The technological revolution has made a plethora of information more accessible. We can read about gardening tools on our way to work, listen to a lecture psychological phenomena while working out, get news sent to your phone the minute it happens. We have never been in an age with almost all information at our fingertips. As a psychology student this begs the question, how has that shaped the field of psychology?
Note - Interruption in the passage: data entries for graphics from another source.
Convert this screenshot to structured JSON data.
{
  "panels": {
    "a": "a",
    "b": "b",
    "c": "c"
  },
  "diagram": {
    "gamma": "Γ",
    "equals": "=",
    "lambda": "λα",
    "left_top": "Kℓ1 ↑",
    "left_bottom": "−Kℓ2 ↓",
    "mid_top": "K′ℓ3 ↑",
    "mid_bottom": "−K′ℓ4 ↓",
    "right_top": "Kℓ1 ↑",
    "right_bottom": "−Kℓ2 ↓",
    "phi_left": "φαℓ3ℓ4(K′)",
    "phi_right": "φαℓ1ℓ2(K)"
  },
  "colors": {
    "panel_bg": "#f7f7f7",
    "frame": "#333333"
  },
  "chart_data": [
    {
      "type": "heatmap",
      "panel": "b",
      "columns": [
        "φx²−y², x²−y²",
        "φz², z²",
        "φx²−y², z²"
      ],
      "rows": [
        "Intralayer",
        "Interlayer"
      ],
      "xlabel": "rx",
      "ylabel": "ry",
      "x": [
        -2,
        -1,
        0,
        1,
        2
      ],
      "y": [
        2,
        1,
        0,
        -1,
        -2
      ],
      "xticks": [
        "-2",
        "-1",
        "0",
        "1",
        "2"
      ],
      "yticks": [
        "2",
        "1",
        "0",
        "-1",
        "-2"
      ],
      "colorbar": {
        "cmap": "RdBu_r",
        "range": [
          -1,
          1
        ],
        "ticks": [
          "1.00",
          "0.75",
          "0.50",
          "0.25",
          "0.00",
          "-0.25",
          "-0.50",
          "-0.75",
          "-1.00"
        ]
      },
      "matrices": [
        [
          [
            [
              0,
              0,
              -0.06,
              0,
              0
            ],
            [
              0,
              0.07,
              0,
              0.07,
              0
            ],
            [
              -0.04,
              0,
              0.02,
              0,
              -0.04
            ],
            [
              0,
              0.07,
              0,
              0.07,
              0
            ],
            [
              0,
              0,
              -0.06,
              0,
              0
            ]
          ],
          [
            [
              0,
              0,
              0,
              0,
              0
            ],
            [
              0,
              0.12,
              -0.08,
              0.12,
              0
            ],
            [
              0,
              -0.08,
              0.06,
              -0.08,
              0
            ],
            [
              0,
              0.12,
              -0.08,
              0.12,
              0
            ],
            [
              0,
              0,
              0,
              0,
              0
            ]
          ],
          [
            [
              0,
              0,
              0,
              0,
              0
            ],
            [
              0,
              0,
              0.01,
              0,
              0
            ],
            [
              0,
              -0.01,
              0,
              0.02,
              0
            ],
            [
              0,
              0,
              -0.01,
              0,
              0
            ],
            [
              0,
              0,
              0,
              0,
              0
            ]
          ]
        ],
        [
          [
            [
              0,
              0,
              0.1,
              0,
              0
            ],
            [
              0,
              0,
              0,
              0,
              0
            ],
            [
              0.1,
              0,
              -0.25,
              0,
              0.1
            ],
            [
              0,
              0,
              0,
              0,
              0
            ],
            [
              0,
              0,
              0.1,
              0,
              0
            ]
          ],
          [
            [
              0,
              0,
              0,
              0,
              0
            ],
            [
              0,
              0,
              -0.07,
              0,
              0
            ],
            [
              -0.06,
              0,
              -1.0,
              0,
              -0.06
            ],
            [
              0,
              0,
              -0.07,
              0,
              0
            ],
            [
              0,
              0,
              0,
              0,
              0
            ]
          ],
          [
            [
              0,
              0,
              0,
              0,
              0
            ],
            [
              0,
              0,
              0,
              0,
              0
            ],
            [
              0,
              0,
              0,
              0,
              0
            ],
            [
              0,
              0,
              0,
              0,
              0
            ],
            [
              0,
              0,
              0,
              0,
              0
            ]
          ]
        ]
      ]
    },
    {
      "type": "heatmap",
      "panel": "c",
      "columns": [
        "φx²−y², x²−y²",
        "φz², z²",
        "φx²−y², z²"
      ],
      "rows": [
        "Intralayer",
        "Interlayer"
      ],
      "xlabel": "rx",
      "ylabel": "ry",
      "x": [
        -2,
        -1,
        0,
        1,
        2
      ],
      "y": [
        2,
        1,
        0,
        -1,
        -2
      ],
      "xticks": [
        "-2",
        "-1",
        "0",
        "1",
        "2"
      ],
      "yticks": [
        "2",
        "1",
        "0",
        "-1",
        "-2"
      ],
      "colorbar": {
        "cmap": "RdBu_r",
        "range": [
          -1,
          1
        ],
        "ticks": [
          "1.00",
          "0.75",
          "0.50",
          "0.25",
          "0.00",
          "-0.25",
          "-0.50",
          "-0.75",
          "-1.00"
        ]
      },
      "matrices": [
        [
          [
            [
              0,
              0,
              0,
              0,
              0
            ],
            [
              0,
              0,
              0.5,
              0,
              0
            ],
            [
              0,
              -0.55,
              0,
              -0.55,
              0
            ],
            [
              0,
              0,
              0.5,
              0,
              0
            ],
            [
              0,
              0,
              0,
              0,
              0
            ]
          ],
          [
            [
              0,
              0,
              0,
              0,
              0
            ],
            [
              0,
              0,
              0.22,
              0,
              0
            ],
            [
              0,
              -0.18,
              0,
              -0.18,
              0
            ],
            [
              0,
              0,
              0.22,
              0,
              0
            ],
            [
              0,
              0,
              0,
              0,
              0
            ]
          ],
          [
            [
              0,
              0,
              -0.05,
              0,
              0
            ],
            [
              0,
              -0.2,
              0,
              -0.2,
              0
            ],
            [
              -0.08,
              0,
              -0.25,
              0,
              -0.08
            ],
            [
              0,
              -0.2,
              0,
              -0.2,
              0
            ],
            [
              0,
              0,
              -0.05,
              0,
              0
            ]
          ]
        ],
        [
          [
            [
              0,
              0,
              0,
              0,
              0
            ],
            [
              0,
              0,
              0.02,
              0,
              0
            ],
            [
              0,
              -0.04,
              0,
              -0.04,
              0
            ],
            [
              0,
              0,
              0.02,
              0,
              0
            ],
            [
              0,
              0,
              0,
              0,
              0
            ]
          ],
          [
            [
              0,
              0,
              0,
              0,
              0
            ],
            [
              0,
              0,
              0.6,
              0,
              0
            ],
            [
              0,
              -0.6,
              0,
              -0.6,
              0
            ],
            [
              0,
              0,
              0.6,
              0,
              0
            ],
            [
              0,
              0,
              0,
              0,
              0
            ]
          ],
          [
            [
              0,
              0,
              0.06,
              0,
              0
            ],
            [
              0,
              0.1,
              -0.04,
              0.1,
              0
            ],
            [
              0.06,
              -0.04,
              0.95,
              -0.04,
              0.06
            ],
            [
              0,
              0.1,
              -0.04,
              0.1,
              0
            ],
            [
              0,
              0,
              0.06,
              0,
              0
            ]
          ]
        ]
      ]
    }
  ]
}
With advances in the accessibility of internet and technology, psychology has seen its fair share of the spotlight. Whether that be highlight of psychology research, self help books, or online psychological tests. As with anything on the internet, some of the content is high quality and reliable and some is not credible and twisted for marketing purposes. Psychology has been especially vulnerable this. Popular websites such as Buzzfeed often post quizzes that claim to “Guess your personality” or know your “anxieties based on your food choice”. These marketable quizzes are fun, quick and string together seemingly unrelated aspects of your life, such as your favorite colour and where you like to have sex (yes that’s areal Buzzfeed quiz) in an entertaining and engaging way.

Here are a few examples:

The harm in these tests manifest when the public observes this as being the face of psychology. When the marketable, profitable psychology becomes more mainstream and representative of psychology to the public than academic and clinical psychology, our field can be perceived as dis-credible. This type of psychological testing does lack credibility; they often only contain a few questions, don’t cite sources and are often misused.

There are of course, more credible uses of marketable psychology on the internet. Here is an example of a test which cites a well known, scientifically tested psychological test.

Another example of a good use of psychological tests on the internet is Project Implicit from Harvard University. This site has available a wide variety of IATs, such as the “gender-science IAT” or the “religions IAT”. They have an online consent form, stating that these analyses are only interpretations and should not be taken as fact. Including a consent form and disclaimer is an important step in the scientific testing process that should be included, even in online contexts.

Overall, while we have all observed cringe-worthy psychological tests on the internet, there are a lot of outlets doing a fantastic job of administering psychological tests online. It is these organizations and websites that are relaying reliable, tested and accurate information about psychological testing, and consequently, psychology as a whole.